F ate attenzione: non è un duello ma una sfida multipla. Se non c’è alcun dubbio che la notizia della settimana sia la guerra epica e feroce tra Maurizio Landini e Matteo Salvini, è molto più complicato - ma anche più sorprendente - provare a capire che partita si sia giocata davvero e chi abbia davvero vinto. I fatti, ormai, li conoscono tutti: Cgil e Uil proclamano lo sciopero generale contro la manovra (e soprattutto contro i tagli alle pensioni). Il super ministro leghista si mette di traverso dicendo: “Devo difendere il diritto degli italiani alla mobilità”.

L andini e Pierpaolo Bombardieri, che ormai è diventato il Kit Carson del leader della Cgil, denunciano: “È in atto un attacco al più importante diritto sindacale”. A questo punto le cose si complicano ulteriormente: perché interviene la commissione di garanzia sui trasporti (che si esprime contro i sindacati), ma si scopre anche che i membri di questo cruciale organismo terzo sono stati tutti appena rinominati dal governo, e che - per giunta - a quel tavolo siedono dei dirigenti che sono stati tutti collaboratori dei ministri di centrodestra: tra questi l’ex capo gabinetto della Meloni al Ministero della gioventù e l’ex collaboratore di Maurizio Sacconi al Ministero del lavoro. Il capitolo successivo - bang bang - equivale ad una sparatoria tra pistoleri davanti al saloon. Salvini attacca il leader della Cgil (omettendo volutamente Bombardieri), personalizzando la sfida, con una accusa dura: “La Cgil sta facendo questa battaglia per garantire il week end lungo al suo capo”. E Landini non si tira certo indietro, scegliendo di personalizzare pure lui: “Ma chi me le lancia queste accuse ridicole? Uno come Salvini che non ha mai lavorato in vita sua?”.

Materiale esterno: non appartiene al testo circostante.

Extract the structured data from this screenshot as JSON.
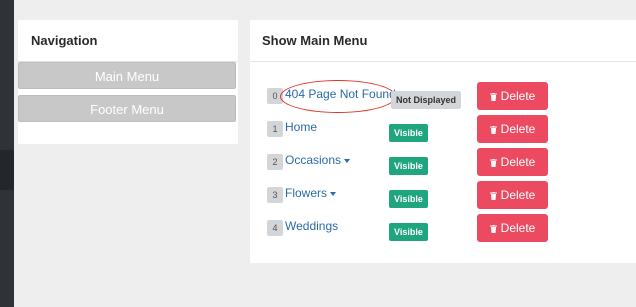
{
  "navigation": {
    "title": "Navigation",
    "items": [
      {
        "label": "Main Menu"
      },
      {
        "label": "Footer Menu"
      }
    ]
  },
  "main": {
    "title": "Show Main Menu",
    "items": [
      {
        "order": "0",
        "label": "404 Page Not Found",
        "status": "Not Displayed",
        "has_dropdown": false,
        "delete_label": "Delete"
      },
      {
        "order": "1",
        "label": "Home",
        "status": "Visible",
        "has_dropdown": false,
        "delete_label": "Delete"
      },
      {
        "order": "2",
        "label": "Occasions",
        "status": "Visible",
        "has_dropdown": true,
        "delete_label": "Delete"
      },
      {
        "order": "3",
        "label": "Flowers",
        "status": "Visible",
        "has_dropdown": true,
        "delete_label": "Delete"
      },
      {
        "order": "4",
        "label": "Weddings",
        "status": "Visible",
        "has_dropdown": false,
        "delete_label": "Delete"
      }
    ]
  },
  "colors": {
    "visible_badge": "#1fa67f",
    "hidden_badge": "#d2d6d9",
    "delete_button": "#ec4a60",
    "link": "#2a6aa8",
    "highlight": "#d9362b"
  },
  "icons": {
    "delete": "trash-icon",
    "dropdown": "caret-down-icon"
  }
}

A questo punto Landini e Bombardieri pur denunciando e definendo “squadrista” l’azione della commissione, riducono le ore di astensione dal lavoro a quattro, come suggerito dall’organismo che pure contestano. Rinunciano anche ad esporre i lavoratori, facendo un passo indietro e cancellando gli scioperi “vietati”. La suspense continua, fino alla serata-thrilling in cui Salvini alle 24.00 dell’ultimo giorno utile annuncia la precettazione.

In queste condizioni si arriva allo sciopero di venerdì. Di cui certo non mi interessa la guerra dei numeri: la Cgil e la Uil sottolineano le categorie e i luoghi di lavoro dove hanno sfiorato il 70% o addirittura il 100%. Il ministro dice di avere dei dati che provano come in alcune categorie dei trasporti, le adesioni allo sciopero fossero di poco superiori al 5%. Chi ha ragione su questi dati, visto che entrambi cantano vittoria? Non è importante. Non c’è dubbio che Salvini abbia capitalizzato una posizione legge-e-ordine, così come non c’è dubbio alcuno che siano stati il ministro (e la insultatissima commissione “dei nominati”) a riempire (e scaldare emotivamente) la piazza di Cgil e Uil. E qui arriviamo al vero punto: il duello destra-sinistra che si è celebrato nella realtà non è quello di superficie che tutti hanno visto, non è stato lo scambio di pistolettate fra Maurizio e Matteo. Landini ha ottenuto due cose: diventare il riferimento unico dell’opposizione sociale al governo Meloni. E con la sua scelta “moderata” si è accreditato come leader capace di toccare corde di duttilità un tempo impensabili per un ex capo carismatico della Fiom. Ma lo stesso discorso si potrebbe fare con Salvini: i giornali della sinistra lo hanno definito “autoritario”, ma con la sua tirata intransigente, è riuscito per la prima volta a segnare un “più uno” sulla Meloni: una linea più dura, in un governo già duro. Quindi, finito il duello dei pistoleri, quando i padrini e i cerusici sono andati a controllare le ferite dei rispettivi assistiti, hanno constatato che i colpi a segno non hanno colpito i bersagli apparenti. Il “quadriello”, in realtà non coinvolgeva le persone che hanno sperato, ma i leader fuori scena. Sia Landini che Salvini, hanno lanciato la loro Opa.